A less awful winter: what can we do?
Adam Gordon is Professor of Care of Older People at the University of Nottingham and the current President of the British Geriatrics Society. He tweets @adamgordon1978
As I sat down to write this blog, I was trying to come up with a compelling, tabloid-esque headline. Something with a bit of a rhetorical flourish, an edge of satire, possibly some gallows humour. That, after all, is what we do as healthcare professionals. We make sense of the unthinkable through acts of self-delusion, soften the blow with a bubble-wrap glove.
But to make light of the winter 2022/23 in our health and social care system would be deeply inappropriate. It was awful. I have no doubt that people died, or were permanently disabled, as a consequence of the complete overwhelm we faced. We found ourselves, at times, completely unable to do well the job that we turn up to work each morning so desperately longing to do.
Because in December last year everything was as bad as it’s ever been, since modern measurements began. Ambulance delays, four-hour trolley waits, 12 hour trolley waits, delayed transfers of care for patients who no longer met the criteria to reside, elective waits, all breaking records in the worst imaginable way, and to a previously inconceivable extent.

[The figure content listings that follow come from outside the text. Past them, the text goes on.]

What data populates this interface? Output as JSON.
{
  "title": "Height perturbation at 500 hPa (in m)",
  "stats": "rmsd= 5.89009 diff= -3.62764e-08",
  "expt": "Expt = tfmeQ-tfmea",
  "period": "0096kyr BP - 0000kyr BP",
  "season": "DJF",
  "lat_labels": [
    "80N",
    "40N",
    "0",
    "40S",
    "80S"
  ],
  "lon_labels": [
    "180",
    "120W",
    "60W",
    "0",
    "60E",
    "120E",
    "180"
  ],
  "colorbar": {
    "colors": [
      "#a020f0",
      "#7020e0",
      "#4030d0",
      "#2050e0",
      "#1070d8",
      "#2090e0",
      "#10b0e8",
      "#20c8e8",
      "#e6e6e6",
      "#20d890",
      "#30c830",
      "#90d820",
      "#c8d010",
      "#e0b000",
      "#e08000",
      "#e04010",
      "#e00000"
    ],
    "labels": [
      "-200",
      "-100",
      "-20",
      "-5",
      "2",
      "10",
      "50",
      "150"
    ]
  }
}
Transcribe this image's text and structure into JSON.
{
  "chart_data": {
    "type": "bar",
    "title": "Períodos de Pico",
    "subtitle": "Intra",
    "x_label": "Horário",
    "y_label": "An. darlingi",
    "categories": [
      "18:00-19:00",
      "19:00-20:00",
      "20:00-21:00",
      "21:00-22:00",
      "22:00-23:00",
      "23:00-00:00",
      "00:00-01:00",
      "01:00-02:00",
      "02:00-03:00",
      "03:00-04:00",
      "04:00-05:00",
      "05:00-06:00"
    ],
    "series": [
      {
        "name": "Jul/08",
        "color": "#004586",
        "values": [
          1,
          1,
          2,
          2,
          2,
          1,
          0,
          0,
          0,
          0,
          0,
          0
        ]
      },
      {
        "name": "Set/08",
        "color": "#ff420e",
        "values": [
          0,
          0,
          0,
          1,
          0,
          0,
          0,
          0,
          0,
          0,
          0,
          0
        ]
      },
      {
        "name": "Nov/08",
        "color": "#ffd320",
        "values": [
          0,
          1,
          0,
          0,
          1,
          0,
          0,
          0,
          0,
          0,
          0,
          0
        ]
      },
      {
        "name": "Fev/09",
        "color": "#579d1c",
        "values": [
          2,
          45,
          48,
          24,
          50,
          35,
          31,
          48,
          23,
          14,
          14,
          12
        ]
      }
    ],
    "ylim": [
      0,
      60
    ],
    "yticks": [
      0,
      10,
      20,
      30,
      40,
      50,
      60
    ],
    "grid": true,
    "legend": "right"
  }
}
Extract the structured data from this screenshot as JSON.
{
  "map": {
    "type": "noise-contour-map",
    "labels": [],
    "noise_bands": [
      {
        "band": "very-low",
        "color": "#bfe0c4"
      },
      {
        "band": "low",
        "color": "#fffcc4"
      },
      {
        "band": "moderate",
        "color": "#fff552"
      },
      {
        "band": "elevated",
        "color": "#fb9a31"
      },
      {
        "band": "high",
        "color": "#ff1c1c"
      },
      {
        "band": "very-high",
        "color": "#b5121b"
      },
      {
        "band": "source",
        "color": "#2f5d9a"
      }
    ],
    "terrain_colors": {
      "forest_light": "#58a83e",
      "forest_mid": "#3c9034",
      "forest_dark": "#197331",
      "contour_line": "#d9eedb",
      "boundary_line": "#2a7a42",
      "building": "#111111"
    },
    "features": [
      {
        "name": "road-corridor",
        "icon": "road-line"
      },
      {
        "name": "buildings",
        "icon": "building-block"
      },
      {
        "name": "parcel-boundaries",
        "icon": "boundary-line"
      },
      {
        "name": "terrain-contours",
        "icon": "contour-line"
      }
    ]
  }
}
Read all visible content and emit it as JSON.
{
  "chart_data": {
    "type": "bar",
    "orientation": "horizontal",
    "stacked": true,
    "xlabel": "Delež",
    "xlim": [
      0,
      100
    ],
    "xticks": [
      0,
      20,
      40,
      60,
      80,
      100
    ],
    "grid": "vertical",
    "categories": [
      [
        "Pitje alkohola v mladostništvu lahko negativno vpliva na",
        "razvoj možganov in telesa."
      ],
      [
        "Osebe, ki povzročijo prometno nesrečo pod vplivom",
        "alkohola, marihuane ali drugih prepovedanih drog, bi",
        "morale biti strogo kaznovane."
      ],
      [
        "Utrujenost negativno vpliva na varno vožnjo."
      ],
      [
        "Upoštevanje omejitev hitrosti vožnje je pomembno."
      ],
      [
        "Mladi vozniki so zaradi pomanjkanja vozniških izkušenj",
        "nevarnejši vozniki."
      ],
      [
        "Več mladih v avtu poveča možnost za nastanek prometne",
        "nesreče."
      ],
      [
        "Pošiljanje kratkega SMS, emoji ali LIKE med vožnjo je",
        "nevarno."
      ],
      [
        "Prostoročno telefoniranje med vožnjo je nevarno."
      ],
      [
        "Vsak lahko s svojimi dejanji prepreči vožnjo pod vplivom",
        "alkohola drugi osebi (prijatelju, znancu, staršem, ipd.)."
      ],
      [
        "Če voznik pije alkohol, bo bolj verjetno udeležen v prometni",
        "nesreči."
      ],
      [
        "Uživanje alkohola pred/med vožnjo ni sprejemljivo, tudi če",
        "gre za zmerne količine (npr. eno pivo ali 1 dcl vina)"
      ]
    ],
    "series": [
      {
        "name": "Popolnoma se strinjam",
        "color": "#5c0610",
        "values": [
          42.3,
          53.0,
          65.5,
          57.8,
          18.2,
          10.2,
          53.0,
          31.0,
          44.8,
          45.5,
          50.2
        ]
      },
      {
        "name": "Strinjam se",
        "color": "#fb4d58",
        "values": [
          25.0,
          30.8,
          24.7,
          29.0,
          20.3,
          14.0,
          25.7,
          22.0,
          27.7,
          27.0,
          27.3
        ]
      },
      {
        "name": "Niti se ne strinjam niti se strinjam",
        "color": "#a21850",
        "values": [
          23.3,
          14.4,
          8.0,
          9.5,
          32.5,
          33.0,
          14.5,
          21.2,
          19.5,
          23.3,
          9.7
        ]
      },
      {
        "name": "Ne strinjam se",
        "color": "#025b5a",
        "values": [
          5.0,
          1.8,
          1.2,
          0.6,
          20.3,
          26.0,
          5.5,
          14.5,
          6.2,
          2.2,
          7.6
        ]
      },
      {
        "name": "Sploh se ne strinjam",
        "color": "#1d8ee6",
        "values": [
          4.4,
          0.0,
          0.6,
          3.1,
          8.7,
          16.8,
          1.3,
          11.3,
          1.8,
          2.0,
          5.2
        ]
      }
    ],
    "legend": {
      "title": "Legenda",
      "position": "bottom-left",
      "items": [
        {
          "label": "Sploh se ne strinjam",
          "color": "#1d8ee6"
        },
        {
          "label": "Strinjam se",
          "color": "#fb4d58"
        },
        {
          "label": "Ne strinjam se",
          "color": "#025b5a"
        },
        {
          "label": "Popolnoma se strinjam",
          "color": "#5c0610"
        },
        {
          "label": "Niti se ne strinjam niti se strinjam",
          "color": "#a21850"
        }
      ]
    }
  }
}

One can be glib about the ability of targets missed to tell the true story. But the truth is, it was awful on the ground too. I won’t tell you my anecdotes, or those from colleagues around the country, out of respect for the patients involved. But in March this year I attended the premiere of a Channel 4 Dispatches called Undercover Ambulance: NHS in Chaos – it’s still available on demand if you can bring yourself to watch it. At one point, amongst the many desperate stories, the crew attended a 90 year old woman who had pulled her careline pendant following a fall. The crew took four and half hours to get to her. They found her lying in the street, surrounded by ice, in sub-zero temperatures. Her core temperature was below 34 degrees centigrade. She almost died, and she never went home again.
That’s where we got to last year. A G7 nation in the 21st century where a nonagenarian can fall over in the street and be left lying alone for hours until she nearly dies. The technology that was supposed to save her worked well. The emergency service it was supposed to trigger was, unfortunately, on its knees.
We must do better.
I think, though, that we can. Last winter the BGS released our policy paper on Protecting the Rights of Older People to Health and Social Care. In it we outlined what the NHS could do immediately to make things better. Many of these recommendations – around front door frailty, structured rehabilitation, preventing delirium and deconditioning, embedding enhanced health in care homes, and ramping up Urgent Community Response – are about applying evidence-based approaches to care of older people more consistently and comprehensively. We followed this up with Joining the Dots, our blueprint for care of older people – which laid out more comprehensively what a functioning health and social care system that meets the needs of older people should look like.
We’ve seen some response from government and policymakers to those recommendations – largely through the Urgent and Emergency Care Recovery Plan. Despite this, system performance metrics are not much better this September than they were last year. Everything remains fragile. We could panic – but that won’t help. Instead we need to do more. Faster.
BGS will soon be releasing an updated version of those recommendations from last winter. We are also starting, today, a blog series, focussed on things we can do now to make a difference this winter, and future winter. It will be full of practical tips for those of you designing and leading services. This diatribe serves by way of introduction – I hope it has focussed your minds.
That’s it. No witty closing line in my usual style. Just a sense of hope and desperation that we can get through this winter better than we did the last. I know the members of the BGS are resourceful, determined and committed to advancing the care of older people with frailty. They need us now more than they ever have.